I think that, you know, part of it is just they think it’s kind of neat. So I really can’t answer the question because I’ve never been tempted to kneel for communion here.
—
Q5
**Questioner:** Yeah, Dennis, I was just thinking in terms of just the average everyday giving thanks at meal time, which is in essence, you know, we’re coming before God, whether individually or at a family table. We’re acknowledging our submission to him and his bountiful provision for us. Sure. In essence, I suppose there would be the argument made that’s what’s happening with a kneeling posture—giving of thanks—not all kneeling, I suppose, has to necessarily be a dour situation. You can be dour. I mean, you can kneel and be very festive and thankful and raising your hands or that type of thing, you know? Not all kneeling posture, I suppose, has to be somehow or other seen as—
**Pastor Tuuri:** Yeah, I’ll give you an example, a contemporary example. I think there’s a group down in southern Oregon that, I think John Barr wrote his original liturgy—they’re going to kneel on one knee for the benediction. Now that seems really odd to me. But, you know, the thinking—I guess he saw Jim Jordan do it once at some BH Vesper service or something. And the idea is to get down on one knee like the knights would do, you know. So the knights would get down and then, you know, they’d be blessed by the priest, and then they would go out and do battle.

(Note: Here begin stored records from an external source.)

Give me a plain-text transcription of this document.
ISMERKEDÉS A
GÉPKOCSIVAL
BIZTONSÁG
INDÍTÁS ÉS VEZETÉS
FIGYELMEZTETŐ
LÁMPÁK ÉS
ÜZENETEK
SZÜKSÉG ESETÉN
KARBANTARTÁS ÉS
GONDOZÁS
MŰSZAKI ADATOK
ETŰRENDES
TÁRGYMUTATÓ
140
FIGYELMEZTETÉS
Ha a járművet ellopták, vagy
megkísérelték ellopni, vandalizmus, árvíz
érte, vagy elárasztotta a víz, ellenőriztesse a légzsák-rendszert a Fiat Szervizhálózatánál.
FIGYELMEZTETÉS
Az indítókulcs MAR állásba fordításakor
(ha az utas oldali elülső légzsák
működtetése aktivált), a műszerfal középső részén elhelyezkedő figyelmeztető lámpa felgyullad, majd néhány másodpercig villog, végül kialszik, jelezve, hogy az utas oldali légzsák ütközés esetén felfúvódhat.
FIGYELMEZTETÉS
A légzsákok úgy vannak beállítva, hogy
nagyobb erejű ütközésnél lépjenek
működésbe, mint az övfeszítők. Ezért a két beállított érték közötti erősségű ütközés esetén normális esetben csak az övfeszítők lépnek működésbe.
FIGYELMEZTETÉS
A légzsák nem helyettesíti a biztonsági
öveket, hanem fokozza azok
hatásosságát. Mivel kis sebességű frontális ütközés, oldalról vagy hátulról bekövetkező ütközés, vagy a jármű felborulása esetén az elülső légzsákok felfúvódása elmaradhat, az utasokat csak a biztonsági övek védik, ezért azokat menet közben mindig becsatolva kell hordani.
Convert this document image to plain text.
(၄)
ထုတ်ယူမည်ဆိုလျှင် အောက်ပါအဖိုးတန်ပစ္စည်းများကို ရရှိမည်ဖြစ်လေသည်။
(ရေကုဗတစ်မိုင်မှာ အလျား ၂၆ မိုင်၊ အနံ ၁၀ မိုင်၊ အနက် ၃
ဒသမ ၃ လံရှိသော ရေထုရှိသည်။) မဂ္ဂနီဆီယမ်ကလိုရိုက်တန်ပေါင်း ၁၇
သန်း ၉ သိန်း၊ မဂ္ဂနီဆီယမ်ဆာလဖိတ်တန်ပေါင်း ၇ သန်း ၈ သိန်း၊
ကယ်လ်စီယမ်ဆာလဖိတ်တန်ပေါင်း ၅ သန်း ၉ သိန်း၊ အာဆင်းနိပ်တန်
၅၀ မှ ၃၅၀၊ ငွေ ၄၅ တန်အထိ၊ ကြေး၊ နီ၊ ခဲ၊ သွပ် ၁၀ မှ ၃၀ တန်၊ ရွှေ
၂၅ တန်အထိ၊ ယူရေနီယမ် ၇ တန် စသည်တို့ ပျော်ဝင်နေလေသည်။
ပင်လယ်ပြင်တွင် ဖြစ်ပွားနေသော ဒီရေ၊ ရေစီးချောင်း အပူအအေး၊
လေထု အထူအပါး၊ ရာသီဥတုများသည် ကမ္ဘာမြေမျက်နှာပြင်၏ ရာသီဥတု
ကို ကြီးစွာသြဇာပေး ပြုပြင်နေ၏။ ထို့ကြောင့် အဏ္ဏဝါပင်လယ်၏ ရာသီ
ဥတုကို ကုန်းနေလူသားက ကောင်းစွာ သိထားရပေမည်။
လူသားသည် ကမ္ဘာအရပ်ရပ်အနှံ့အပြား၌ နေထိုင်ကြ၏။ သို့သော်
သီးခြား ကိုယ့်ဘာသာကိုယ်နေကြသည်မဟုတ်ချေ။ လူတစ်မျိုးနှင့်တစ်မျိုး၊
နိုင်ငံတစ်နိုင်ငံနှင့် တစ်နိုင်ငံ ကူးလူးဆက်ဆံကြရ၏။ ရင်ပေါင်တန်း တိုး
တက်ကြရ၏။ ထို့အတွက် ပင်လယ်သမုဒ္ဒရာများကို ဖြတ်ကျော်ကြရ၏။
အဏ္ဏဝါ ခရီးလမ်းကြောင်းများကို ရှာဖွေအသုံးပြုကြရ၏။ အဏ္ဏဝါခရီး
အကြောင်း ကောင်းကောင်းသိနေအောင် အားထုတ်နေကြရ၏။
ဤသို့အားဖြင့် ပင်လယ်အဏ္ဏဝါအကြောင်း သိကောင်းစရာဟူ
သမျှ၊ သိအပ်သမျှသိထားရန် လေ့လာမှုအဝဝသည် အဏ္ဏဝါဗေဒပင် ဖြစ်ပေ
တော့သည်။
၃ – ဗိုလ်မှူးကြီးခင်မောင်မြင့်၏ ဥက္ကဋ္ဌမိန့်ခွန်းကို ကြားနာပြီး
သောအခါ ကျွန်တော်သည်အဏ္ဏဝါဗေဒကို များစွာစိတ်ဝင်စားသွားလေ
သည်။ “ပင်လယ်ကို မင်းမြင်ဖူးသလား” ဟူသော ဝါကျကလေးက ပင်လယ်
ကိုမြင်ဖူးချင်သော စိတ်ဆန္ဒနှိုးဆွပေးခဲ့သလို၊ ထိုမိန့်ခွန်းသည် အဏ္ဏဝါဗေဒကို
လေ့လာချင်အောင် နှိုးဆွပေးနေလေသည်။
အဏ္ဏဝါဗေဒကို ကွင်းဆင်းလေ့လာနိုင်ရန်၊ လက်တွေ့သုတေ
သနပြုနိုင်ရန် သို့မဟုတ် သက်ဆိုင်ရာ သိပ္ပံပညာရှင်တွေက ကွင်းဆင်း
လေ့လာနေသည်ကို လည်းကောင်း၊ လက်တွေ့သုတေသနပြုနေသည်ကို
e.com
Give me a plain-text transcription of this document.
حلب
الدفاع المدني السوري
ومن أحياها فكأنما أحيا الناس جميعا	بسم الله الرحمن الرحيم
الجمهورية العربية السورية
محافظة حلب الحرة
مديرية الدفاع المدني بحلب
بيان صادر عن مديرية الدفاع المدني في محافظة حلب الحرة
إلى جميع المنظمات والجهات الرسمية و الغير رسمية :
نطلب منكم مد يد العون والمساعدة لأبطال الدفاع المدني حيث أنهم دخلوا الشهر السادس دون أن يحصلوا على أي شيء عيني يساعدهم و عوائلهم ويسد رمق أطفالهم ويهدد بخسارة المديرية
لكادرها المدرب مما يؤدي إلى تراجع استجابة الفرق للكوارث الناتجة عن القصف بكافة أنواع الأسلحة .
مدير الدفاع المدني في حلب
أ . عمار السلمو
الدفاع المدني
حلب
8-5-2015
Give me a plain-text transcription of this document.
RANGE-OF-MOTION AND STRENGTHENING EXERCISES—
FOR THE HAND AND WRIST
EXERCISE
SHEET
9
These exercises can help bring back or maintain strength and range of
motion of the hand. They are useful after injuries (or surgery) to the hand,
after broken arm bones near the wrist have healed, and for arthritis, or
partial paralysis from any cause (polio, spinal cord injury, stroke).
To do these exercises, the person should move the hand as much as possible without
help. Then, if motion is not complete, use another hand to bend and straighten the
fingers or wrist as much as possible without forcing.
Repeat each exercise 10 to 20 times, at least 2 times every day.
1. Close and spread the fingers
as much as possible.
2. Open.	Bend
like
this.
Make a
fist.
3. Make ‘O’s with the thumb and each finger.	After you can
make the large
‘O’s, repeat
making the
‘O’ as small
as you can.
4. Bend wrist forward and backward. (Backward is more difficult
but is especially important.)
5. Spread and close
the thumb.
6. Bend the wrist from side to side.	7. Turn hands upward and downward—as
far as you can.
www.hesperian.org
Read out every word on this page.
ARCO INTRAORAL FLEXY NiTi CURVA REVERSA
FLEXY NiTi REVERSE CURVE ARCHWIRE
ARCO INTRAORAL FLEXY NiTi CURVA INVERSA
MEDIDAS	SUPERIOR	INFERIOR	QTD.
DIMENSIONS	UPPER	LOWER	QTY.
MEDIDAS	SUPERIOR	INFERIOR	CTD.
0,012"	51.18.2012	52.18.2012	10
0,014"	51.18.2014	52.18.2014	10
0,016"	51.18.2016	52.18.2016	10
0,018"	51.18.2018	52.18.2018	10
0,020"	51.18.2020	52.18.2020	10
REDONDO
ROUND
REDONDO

So Barrett has this idea of getting that in people’s mind—that you’re kneeling as the army of God on one knee, not too penitent, right? Because you’re going to get up and go out in strength. And I guess that’s okay, you know? So yeah, I wouldn’t want to necessarily, you know, make a lot of judgments. Kneeling has different things associated with it. In this case, the kneeling that John’s talking about doing, you know, is not an overtly penitent act, but it is a reverent act in receiving this benediction.
So that’s why I said—you see, this is what I did. I used the quote just to talk about joy at the table and then we spend, you know, 15 minutes talking about kneeling.
—
**Pastor Tuuri:** Anybody else? No. Good. Okay, let’s go have our meal then.